Barefoot Wines For A Shoestring Budget

If you are barefoot right now, it’s for one of two reasons.

Either you’re an earth child who likes a sensual connection to terra firma and the return-to-roots freedom that casting off the trappings of civilization brings you, or you’re too poor to afford shoes.

Either way, have I got the wine for you.

Before I go there, let me say that in a Rorschach sort of free-association test, the notion of walking around barefoot brings to mind two people immediately: Mahatma Gandhi and Huck Finn.  One, of course is Hindu, prohibited from drinking wine and dead, and the other is not of legal age and fictional.

So, why recommend a white called Barefoot?  To which demographic am I pitching?

Suffice to say, wine people have a thing about feet.  It’s likely tied to the fact that genuine hand-crafted wine is made by foot: crushing grapes is the primal proletariat nexus, after all—mechanics are a commercial necessity, but like sending emails as opposed to actually having conversations, they’re not small-scale effective and a lot less cozy.

This foot fetish may be subconcious on the part of us wine people but it’s present nonetheless.

No? 

Consider Barefoot Cellars from California, Thousand Foot Pinot Noir from the Russian River, Left Foot Charley here in Michigan and Chateau Lafite in France.

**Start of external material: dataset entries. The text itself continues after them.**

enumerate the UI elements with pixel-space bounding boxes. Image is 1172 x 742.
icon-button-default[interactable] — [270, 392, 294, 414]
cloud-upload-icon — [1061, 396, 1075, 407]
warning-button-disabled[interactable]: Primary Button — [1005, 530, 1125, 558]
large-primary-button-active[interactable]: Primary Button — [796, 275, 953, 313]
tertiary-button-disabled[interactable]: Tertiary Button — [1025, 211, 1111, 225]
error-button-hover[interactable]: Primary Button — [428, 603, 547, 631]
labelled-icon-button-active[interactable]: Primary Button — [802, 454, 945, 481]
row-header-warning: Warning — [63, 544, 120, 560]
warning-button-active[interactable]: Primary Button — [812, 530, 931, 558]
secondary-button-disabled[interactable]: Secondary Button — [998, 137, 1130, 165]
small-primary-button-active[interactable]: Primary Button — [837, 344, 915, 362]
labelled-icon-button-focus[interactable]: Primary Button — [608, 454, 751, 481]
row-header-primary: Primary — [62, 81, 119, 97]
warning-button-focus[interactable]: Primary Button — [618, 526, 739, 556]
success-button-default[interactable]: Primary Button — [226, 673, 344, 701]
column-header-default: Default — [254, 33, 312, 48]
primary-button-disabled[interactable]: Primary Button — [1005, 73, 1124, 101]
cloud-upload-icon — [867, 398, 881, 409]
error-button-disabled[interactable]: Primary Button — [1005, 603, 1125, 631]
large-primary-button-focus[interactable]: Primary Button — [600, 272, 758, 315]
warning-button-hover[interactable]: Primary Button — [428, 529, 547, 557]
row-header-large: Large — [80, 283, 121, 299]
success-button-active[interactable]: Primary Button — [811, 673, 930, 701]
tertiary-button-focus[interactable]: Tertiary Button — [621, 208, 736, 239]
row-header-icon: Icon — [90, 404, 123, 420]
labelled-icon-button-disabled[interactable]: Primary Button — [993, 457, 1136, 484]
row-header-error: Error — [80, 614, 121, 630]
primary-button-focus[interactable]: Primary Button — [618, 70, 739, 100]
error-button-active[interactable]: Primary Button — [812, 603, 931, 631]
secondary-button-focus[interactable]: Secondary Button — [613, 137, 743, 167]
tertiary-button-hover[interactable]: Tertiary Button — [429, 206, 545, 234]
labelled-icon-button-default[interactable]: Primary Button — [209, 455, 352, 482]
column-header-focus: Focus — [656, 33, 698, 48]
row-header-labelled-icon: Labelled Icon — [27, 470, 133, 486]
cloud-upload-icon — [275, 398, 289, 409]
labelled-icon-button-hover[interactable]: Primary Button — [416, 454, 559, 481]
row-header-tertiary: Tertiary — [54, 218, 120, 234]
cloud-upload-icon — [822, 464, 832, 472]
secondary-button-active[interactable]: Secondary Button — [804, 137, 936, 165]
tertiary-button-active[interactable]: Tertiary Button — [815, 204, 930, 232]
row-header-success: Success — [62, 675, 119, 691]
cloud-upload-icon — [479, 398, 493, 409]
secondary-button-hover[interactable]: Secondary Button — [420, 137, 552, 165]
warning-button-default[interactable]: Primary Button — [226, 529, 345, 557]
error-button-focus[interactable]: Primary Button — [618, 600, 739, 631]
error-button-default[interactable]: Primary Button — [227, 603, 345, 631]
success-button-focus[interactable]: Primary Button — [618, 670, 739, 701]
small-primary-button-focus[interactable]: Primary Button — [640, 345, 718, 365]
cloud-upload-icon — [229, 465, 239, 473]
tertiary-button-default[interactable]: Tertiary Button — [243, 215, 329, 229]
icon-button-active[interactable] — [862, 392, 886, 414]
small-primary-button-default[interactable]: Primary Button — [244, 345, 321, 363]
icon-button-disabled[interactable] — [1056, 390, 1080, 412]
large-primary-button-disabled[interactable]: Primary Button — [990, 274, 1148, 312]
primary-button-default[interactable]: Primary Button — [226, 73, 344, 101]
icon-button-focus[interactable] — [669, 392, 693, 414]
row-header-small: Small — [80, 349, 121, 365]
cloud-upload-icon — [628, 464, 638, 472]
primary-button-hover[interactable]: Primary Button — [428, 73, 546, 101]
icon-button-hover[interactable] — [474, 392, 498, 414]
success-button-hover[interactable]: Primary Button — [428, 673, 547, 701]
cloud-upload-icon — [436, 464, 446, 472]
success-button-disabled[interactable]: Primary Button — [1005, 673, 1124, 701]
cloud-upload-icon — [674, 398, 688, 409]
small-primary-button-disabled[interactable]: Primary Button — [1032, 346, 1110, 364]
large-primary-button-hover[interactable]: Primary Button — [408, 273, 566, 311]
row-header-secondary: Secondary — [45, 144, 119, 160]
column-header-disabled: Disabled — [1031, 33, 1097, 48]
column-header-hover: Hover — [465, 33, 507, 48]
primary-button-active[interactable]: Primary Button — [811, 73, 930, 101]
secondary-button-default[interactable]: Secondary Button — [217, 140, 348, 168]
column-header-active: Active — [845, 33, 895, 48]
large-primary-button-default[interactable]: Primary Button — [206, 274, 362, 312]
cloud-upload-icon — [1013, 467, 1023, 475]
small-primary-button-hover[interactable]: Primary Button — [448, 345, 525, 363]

Barefoot Cellars puts its best foot forward…

Thinking on my feet, I requested that winemaker Jennifer Wall to send me a picture of her bare feet to illustrate this piece, but after the above paragraph referencing fetishes, I’m sure the cops will show up at my door before the .jpegs.  As the accompanying photo indicates, she’s a leg up in the face department as well.  (The other shots depicts a barefoot me crushing garage syrah in the day when hair played a more prominent a lifestyle role than kids—the other is my daughter crushing syrah this past season).

Jen Wall’s winery tenure follows in the footsteps of Davis Bynum (big boots to fill), who introduced Barefoot in 1965 as a low-priced alternative to his premium line, which then as now you had to be pretty well-heeled to afford.

Barefoot developed a cult following—due in part to the kitchy footprint logo—soon outselling its pricer cousin.  Even so, Bynum decided the brand was out of step with his hoity-toity mission statement, and sold the winery in 1986.  Michael Houlihan and Bonnie Harvey jumped in with both feet, and in 1995, Wall got her own juice-stained foot in the door.  Since then, the brand has grown in volume and reputation; Barefoot Cellars has snagged more 2500 awards over the years and no, this is not a typo.  The winery is equally lauded for its charitable work with such barefoot-friendly causes as the Beach Rescue Project and the AVP—the Association of Volleyball Professions—a sport with which Californians are head over heels in love.

Price, however, is key to the Barefoot footprint…

At under $7 a bottle, nearly any expense account can foot a Barefoot bill.  For this nominal cash outlay you can expect a foot-loose, fancy-free patio wine; summery, simple, supple and occasionally sweet, something with which to kick up your heels.  None of the sixteen selections in Wall’s current catalogue can go toe to toe with pricier varietal, but the best—Barefoot Bubbly Brut Cuvée and sauvignon blanc for example—are hardly out of step with them.

Two factors allow this fancy pricing footwork:

First, the winery is owned by Gallo, and thus has prodigious buying power among the grape cartels.  Second, the wines are frequently released as ‘non-vintage’, where juice from lousy years (which for inexpensive wines often means excellent years, since that’s when grape prices go up) is blended with juice held back from value vintages.

Neither influence should give you cold feet: they’re not necessarily quality indicators, but merely a marketing strategy intended to keep the penury-pipeline filled with a sea of drinkable affordables.  In the end, Barefoot wines are reliable, viable and imminently buyable.

And, hey—if the shoe fits, wear it.

Tasting notes:

Barefoot Cellars Sauvignon Blanc, California, NV, about $7:  Cloudy Bay won’t be shaking in their boots over this one, but with it, me and Jen Wall got off on the right foot.  It’s crisp, unpretentious and contains enough citrus and grass to hint at how beguiling this varietal can be even in a basic incarnation.  Tickled with grapefruit, herb and zip, it’s well-made sauvignon blanc—bare boned as well as bare footed.

Barefoot Cellars Pinot Grigio, California, NV, about $7:  PG is as PG does, and Wall’s crisp, apple-tinged swallow is lucid and transparent; it offers entry-level whiffs of almond and cantaloupe with some mineral character in the finish.

Barefoot Cellars Moscato, California, NV, about $7:  A good white with which non-wine people can get their feet wet, so long as they don’t mind some sugar crystals around their ankles.  Honeydew and honeysuckle on the nose, peach on the palate and a quick stop; it’s modest moscato, but toes the varietal line. A nice offering when you’re invited to brunch—you may not be able to show up barefoot, but your wine can.